Geneva’s plastic pollution summit ended in stalemate this week as 184 countries failed to agree on a treaty to address the crisis. Delegates left without a draft text to finalise. The failure marks a setback for those who are in favour of global environmental solutions.

Hundreds of delegates to the sixth round of negotiations on the UN plastics treaty (Intergovernmental Negotiating Committee on the Global Plastics Treaty, or INC-5) spent ten days—and an extra night—of talks in Switzerland. The result is precisely zero. Talks collapsed over fundamental divides: whether to cap plastic production or focus on waste management, and how strictly to regulate toxic chemicals in plastics.

Two visions

The impasse crystallised around two competing visions. The High Ambition Coalition—including the EU, Britain, Canada, and African and Latin American states—pushed for binding production cuts and chemical phaseouts. Opposing them, the Like-Minded Group—Saudi Arabia, Kuwait, Russia, Iran, Malaysia, and others—insisted the treaty focus more narrowly on recycling and reuse.

Luis Vayas Valdivieso, chair of the negotiating committee, proposed two draft texts to bridge gaps. Both faced rejection. Delegates spent the final night reworking the language. Friday’s revised draft omitted production caps, instead acknowledging “unsustainable” plastic levels that “exceeded waste management capacities” and required a “coordinated global response”.

Jessika Roswall, the EU’s environment commissioner, conceded the draft fell short but urged pragmatism: “The Earth is not ours only. We are stewards for those who come after us.”

You might be interested

Bending the red lines

The commissioner, however, came to Switzerland with a take-no-prisoners attitude. “The EU is here to deal, but not at any cost,” Ms Roswall told journalists earlier in the week, when asked about reports the bloc was prepared to walk away if production limits were excluded from the final agreement. “If there is no agreement that is good enough, these are negotiations. That’s always an opportunity for everyone in negotiations.”

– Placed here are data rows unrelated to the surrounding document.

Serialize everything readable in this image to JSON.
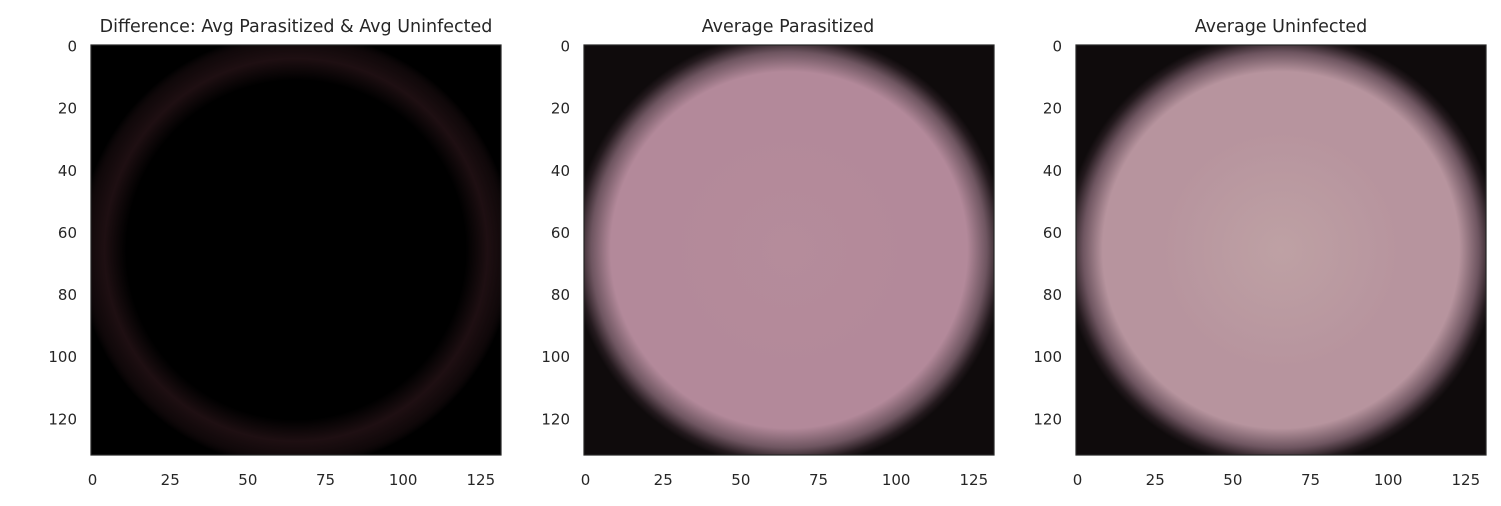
{
  "chart_data": [
    {
      "type": "heatmap",
      "title": "Difference: Avg Parasitized & Avg Uninfected",
      "image_shape": [
        132,
        132
      ],
      "xticks": [
        0,
        25,
        50,
        75,
        100,
        125
      ],
      "yticks": [
        0,
        20,
        40,
        60,
        80,
        100,
        120
      ],
      "xlim": [
        -0.5,
        131.5
      ],
      "ylim": [
        131.5,
        -0.5
      ],
      "content": "near-black image with a faint dark-reddish ring at the cell boundary",
      "center_color": "#000000",
      "ring_color": "#1e0f12",
      "edge_color": "#000000",
      "cell_radius": 64,
      "grid": false
    },
    {
      "type": "heatmap",
      "title": "Average Parasitized",
      "image_shape": [
        132,
        132
      ],
      "xticks": [
        0,
        25,
        50,
        75,
        100,
        125
      ],
      "yticks": [
        0,
        20,
        40,
        60,
        80,
        100,
        120
      ],
      "xlim": [
        -0.5,
        131.5
      ],
      "ylim": [
        131.5,
        -0.5
      ],
      "content": "pink averaged cell disc on a black background",
      "center_color": "#b58c9b",
      "mid_color": "#b3899a",
      "edge_color": "#0f0b0c",
      "cell_radius": 64,
      "grid": false
    },
    {
      "type": "heatmap",
      "title": "Average Uninfected",
      "image_shape": [
        132,
        132
      ],
      "xticks": [
        0,
        25,
        50,
        75,
        100,
        125
      ],
      "yticks": [
        0,
        20,
        40,
        60,
        80,
        100,
        120
      ],
      "xlim": [
        -0.5,
        131.5
      ],
      "ylim": [
        131.5,
        -0.5
      ],
      "content": "pale pink averaged cell disc on a black background",
      "center_color": "#bea1a4",
      "mid_color": "#b7949e",
      "edge_color": "#0f0b0c",
      "cell_radius": 64,
      "grid": false
    }
  ]
}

The European Union’s position at the environmental vanguard had been dented by the bloc’s travails on the same front back home. The European Commission pushed through an ambitious Green Deal during its past mandate, only to walk back many of its provisions after the policymakers realised the drive threatens Europe’s economy.

Magnus Heunicke, Denmark’s environment minister, criticised the hardline approaches presented at the summit. He noted all countries arrived with “red lines” but warned: “A compromise means bending the red lines.”

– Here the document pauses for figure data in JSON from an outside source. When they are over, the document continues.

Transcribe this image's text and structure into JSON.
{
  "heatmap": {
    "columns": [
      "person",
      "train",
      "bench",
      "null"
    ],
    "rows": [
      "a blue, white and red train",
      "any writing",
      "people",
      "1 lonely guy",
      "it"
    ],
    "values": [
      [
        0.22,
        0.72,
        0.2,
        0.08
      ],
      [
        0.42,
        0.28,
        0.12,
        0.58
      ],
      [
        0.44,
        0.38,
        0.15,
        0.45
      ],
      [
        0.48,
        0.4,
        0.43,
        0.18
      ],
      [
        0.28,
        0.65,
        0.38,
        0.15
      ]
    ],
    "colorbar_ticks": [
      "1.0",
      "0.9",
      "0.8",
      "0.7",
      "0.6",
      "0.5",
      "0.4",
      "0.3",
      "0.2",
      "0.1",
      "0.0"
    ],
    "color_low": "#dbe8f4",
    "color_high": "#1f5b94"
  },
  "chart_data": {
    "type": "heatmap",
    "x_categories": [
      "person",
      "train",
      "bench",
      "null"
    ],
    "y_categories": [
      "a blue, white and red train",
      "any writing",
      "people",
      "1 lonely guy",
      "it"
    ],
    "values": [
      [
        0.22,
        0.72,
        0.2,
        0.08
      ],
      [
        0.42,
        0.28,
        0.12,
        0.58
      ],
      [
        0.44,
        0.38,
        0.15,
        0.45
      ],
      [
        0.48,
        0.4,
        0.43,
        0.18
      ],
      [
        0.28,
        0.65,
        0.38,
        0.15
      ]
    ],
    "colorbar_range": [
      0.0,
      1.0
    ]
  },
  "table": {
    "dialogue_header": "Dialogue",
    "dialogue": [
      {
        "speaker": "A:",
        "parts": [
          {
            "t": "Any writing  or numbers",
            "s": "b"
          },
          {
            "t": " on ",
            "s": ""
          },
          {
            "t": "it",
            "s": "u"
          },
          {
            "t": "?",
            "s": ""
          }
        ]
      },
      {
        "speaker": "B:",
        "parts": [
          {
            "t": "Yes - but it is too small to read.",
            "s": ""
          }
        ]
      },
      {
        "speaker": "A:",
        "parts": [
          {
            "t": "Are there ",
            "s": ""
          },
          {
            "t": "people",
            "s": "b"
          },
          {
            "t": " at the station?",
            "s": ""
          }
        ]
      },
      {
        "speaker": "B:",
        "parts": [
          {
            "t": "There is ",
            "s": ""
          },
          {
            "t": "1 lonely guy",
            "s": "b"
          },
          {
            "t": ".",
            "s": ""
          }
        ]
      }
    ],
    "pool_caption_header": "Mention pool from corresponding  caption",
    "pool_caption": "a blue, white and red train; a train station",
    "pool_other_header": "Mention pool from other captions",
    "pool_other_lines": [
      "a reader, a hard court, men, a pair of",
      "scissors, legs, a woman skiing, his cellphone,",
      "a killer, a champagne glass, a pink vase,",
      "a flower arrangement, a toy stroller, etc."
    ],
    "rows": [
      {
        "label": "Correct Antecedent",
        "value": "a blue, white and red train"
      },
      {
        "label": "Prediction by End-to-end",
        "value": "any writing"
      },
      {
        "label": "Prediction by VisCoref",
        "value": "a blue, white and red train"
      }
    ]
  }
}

Small island states marooned

Oil-producing nations dismissed the drafts as unbalanced. Saudi Arabia and Kuwait argued production limits lay “outside the treaty’s scope”—a stance echoed by industry groups advocating waste management fixes.

Small island states, bearing disproportionate pollution impacts, voiced fury. Palau, representing 39 SIDS, lamented “repeatedly returning home with insufficient progress to show our people”. Given the fact that Palau has a population of less than 18,000—about the equivalent of a small street block in any Chinese city—it appears fair to say that nobody cares.

Many countries arrived with red lines. A compromise means bending the red lines. — Magnus Heunicke, Denmark’s environment minister

The final draft reframed the treaty’s objective to address plastics’ “full lifecycle”—a semantic win for environmentalists. But it dodged binding targets, leaving key disputes unresolved. Talks may resume later this year, but momentum has frayed.

Déjà vu

Science underscores the crisis’s roots. More than 400 million metric tons of plastic are produced globally each year, half of which is for single-use items. While 15 per cent of plastic waste is collected for recycling, only nine per cent is actually recycled. Nearly half, or 46%, ends up in landfills, while 17% is incinerated and 22% is mismanaged and becomes litter.

The 5th session of the talks finished without a deal in December 2024 in Busan, South Korea. As the Geneva summit closed with the same result. The deadlock revealed a fractured global order in which the plastic tide rises unchecked, with plastics production likely to triple by 2060.